Die "Independence Days" zeigten u.a. ein Special des "Pink eiga", das sind japanische Filme, die als B-Pictures gedreht wurden, und die sich durch explizite Sexszenen auszeichnen. Elf Filme, produziert zwischen 1965 und 2009 führen ein in die Welt des "Pink eiga", u.a. von Regisseuren wie Koji Wakamatsu und Noboru Tanaka. Als "Someone to Watch" zeigen die "Independence Days" die beiden Filme der deutschen Regisseurin Maren Ade, "Der Wald vor lauter Bäumen" (2003) und ihr letztes Werk, "Alle anderen". Auf der diesjährigen Berlinale wurde Maren Ade mit dem silbernen Bären für die Beste Regie und für die Beste Hauptdarstellerin Birgit Minichmayr ausgezeichnet. "Alle anderen" erzählt die Geschichte eines jungen Paares im Urlaub. Alles könnte ganz wunderbar sein, aber die Beziehung gerät ins Wanken.

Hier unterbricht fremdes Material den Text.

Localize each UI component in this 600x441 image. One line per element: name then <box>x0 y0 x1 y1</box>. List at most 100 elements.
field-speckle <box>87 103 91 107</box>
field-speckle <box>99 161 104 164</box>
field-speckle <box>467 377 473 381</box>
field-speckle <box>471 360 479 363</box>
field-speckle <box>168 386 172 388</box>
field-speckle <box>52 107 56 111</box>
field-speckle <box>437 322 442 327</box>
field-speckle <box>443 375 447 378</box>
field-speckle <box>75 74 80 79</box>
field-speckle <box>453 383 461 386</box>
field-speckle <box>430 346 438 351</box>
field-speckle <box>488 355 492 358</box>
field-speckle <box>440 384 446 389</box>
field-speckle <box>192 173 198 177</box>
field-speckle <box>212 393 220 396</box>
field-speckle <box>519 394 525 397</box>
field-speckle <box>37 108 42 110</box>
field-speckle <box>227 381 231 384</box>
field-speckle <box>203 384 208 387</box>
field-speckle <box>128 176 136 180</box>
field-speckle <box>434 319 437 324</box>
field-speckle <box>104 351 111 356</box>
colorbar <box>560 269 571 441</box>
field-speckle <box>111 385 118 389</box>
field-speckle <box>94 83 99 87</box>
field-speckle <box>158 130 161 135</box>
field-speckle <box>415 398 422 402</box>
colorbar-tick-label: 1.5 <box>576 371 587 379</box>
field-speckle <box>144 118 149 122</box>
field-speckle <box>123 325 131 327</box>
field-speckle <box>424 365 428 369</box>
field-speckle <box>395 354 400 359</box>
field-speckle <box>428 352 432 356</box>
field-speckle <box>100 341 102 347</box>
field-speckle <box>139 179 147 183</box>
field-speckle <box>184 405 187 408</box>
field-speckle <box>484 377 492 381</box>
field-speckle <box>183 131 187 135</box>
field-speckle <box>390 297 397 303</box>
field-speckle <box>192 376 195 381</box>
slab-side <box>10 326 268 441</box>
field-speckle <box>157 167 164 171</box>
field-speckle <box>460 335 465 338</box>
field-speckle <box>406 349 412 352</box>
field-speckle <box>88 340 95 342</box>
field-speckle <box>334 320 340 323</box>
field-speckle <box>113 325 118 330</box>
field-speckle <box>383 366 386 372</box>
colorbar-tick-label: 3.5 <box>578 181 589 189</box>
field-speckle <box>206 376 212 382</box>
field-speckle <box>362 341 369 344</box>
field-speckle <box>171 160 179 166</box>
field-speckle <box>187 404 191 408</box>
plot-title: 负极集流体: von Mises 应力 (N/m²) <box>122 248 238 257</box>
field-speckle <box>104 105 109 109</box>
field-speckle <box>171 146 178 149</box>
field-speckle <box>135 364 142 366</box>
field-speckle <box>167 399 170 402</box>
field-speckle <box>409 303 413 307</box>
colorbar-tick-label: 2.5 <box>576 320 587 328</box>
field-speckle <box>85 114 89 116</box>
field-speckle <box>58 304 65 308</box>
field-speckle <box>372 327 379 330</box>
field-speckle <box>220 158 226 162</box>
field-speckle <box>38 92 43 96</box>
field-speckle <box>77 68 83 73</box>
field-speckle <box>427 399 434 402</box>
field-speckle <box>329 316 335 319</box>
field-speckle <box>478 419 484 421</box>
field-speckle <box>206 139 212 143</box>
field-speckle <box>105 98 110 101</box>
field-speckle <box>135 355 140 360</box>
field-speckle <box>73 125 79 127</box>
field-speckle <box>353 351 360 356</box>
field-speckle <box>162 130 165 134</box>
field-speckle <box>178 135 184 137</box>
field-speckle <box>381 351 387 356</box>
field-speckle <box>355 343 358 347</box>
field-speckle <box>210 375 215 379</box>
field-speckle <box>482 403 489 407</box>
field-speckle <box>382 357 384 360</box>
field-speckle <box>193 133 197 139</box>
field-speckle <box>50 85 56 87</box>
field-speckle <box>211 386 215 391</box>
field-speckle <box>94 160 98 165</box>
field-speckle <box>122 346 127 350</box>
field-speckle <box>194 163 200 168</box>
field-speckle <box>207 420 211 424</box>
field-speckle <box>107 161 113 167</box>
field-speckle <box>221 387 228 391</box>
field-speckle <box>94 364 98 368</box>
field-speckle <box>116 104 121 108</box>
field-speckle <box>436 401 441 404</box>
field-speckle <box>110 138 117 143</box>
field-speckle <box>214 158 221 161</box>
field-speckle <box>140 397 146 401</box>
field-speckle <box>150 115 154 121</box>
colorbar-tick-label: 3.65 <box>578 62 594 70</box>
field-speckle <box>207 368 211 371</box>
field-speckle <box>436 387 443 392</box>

"Philippines Raising" schließlich legt den Fokus mit 14 Werken auf das aktuelle Filmschaffen der Philippinen. Es ist erstaunlich, wie viele junge Filmemacher das Entwicklungsland in den letzten Jahren hervorgebracht hat, die sich auf internationalen Festivals präsentieren. Allen voran Brillante Mendoza, der seine beiden letzten Filme "Service" und "Kinatay" sogar im Wettbewerb in Cannes zeigen durfte. Er hat außerdem noch sein neuestes Werk, "Lola" mitgebracht, das die Mühen einer armen und alten Großmutter beschreibt, die ihren Enkel aus dem Gefängnis in Manila freikaufen will. Die 85-jährige Anita Linda spielt darin eindrucksvoll die Hauptrolle mit einem vom Leben gezeichneten Gesicht. Sie ist ebenfalls die Hauptdarstellerin in "Adele" von Regisseur Adolfo Alix, Jr., der gemeinsam mit Raya Martin "Manila" gedreht hat, eine poetische Hommage an seine Hauptstadt. Raya Martin zeichnet ebenfalls verantwortlich für den in Cannes gezeigten "Independencia" und für "A Short Film about the Indio Nacional or The Prolonged Sorrow of Filipinos". Es ist unschwer an diesen wenigen Beispielen zu erkennen, wie vernetzt die Filmemacher auf den Philippinen arbeiten – dies scheint ein sehr erfolgreicher Weg zu sein.
Auch wenn das griechische Filmschaffen bedauerlicherweise ausgerechnet beim 50. Jubiläum aufgrund des Boykotts unterrepräsentiert war, so ist es den Machern des TIFF dennoch gelungen in ihren vielfältigen Sektionen lebendiges und junges Kino zu zeigen, das Kino auch im Jahre 2009 stets legitimiert.